Una dichiarazione che viene ripresa dai media di tutta Europa e che incide forse anche sul governo olandese che – sempre con qualche giorno di ritardo perché è evidente che smetterla di fare spallucce gli rimane proprio difficile – cambia posizione: il 15 marzo chiudono scuole, pub, bar, caffè e ristoranti (va detto però che alcune attività avevano già chiuso, esponendo cartelli con su scritto: “Chiudiamo per aiutare la lotta al Covid-19”). Gli eventi fino a un massimo di 100 persone rimangono invece ancora consentiti.

Nei giorni precedenti la serrata, un po’ di olandesi hanno chiesto a noi italiani com’era la situazione in Italia, esprimendo solidarietà e anche preoccupazione. Ci facevano capire che avevano chiaro che il loro Paese non era immune, e che volevano sapere come attrezzarsi per evitare il contagio. Gli olandesi, o almeno una buona parte di loro, hanno compreso prima dei propri governanti la situazione. Una comprensione tutt’altro che scontata, visto che la comunicazione del governo olandese fino al 15 marzo era ancora netta, senza sfumature: le scuole possono stare aperte perché i bimbi non sono a rischio, non c’è bisogno del lockdown come negli altri Paesi europei.

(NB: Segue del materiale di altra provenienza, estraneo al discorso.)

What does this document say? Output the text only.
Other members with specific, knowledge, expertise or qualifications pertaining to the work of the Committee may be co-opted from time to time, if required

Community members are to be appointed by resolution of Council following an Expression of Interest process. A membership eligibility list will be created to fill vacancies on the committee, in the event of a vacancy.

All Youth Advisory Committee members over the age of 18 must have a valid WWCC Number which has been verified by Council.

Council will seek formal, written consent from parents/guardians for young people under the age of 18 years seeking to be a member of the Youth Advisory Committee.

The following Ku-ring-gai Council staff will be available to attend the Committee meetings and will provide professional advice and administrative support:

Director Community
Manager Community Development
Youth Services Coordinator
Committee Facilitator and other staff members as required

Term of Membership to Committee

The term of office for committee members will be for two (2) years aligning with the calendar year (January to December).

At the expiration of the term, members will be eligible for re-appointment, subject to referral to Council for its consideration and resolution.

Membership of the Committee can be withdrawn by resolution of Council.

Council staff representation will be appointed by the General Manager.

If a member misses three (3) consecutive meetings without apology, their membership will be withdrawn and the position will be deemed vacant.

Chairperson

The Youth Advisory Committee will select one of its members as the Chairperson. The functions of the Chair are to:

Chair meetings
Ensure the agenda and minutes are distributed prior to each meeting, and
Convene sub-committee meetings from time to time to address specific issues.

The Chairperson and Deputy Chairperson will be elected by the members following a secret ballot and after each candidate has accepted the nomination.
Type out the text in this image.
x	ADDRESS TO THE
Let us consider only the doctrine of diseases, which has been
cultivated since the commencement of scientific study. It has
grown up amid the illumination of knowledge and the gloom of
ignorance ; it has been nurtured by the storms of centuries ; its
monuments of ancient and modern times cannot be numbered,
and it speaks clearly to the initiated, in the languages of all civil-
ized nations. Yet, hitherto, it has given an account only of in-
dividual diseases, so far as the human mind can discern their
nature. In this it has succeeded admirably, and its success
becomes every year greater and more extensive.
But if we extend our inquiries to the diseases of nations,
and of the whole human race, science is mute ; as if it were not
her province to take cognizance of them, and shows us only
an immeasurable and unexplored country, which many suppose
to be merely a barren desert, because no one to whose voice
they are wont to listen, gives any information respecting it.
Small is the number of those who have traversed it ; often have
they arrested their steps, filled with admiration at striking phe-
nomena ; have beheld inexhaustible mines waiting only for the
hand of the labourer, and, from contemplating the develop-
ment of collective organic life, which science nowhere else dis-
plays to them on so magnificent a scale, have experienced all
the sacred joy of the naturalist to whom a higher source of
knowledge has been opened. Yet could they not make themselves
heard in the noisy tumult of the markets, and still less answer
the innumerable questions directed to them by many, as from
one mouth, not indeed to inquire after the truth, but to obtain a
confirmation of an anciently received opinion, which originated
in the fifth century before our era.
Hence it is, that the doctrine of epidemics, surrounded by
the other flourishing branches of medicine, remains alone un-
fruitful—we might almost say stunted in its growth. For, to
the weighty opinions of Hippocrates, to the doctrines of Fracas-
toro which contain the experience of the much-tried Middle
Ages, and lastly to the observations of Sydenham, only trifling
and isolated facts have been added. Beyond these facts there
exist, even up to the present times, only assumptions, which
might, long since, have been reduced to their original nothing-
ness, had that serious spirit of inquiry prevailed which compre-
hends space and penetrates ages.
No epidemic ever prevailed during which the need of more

Posizioni che però anche gli esperti hanno iniziato a mettere in discussione, di fronte ai numeri dei contagi che crescevano ad Amsterdam, a Utrecht e in altre città densamente popolate.

Perché entrino in vigore misure più restrittive nei Paesi Bassi bisogna attendere il 19 marzo: la regola della distanza di un metro e mezzo gli uni dagli altri inizia a essere scritta in ogni luogo, ad esempio sulle vetrine dei negozi (che indicano anche quante persone al massimo possono entrare contemporaneamente), ai cancelli d’ingresso dei parchi, sui display luminosi di solito utilizzati per le pubblicità lungo le strade.

Sabato 21 marzo e domenica 22 accade però una cosa non così frequente ad Amsterdam: c’è il cielo azzurro, c'è il sole (anche un po’ di vento, ma sappiamo che la perfezione metereologica non appartiene al Nord Europa, per cui è top così) e gli amsterdamesi si dimostrano “sentimentali” quanto gli italiani e si ammassano sui treni per andare nelle spiagge più vicine. Le immagini di quel weekend sono immortalate dai giornali locali e dalle Tv, così il governo olandese, tutto a un tratto, diventa severo, come se non avesse fatto altro che ripetere – fin dall’inizio – i rischi di salute legati al Covid-19.

Il giorno dopo, lunedì 23, il governo vieta tutti i meeting e gli eventi fino al primo di giugno, e stabilisce multe salate per chi non rispetta la distanza del metro e mezzo.

Per tutta la settimana che va dal 23 al 28 marzo, il governo ripete che se gli abitanti non comprendono la situazione prenderà misure ancora più restrittive, tanto che qualche giornale titola Ultimo avvertimento. Musica per le orecchie di chi vive nei Paesi Bassi, che però suona decisamente tardiva; non essendo stato il primo Paese europeo colpito, avrebbe potuto muoversi assai prima. Chi governa dovrebbe sapere che per radicare un messaggio importante fra i cittadini – diversi per storia, istruzione, attenzione alla politica – ci vuole tempo. Occorre ripeterlo e ripeterlo ancora, in più modi e su più canali. Comunque meglio tardi che mai.

Alla fine, per passare dall’Italian drama” a “Tutto il mondo è paese” sarà questione di un mese.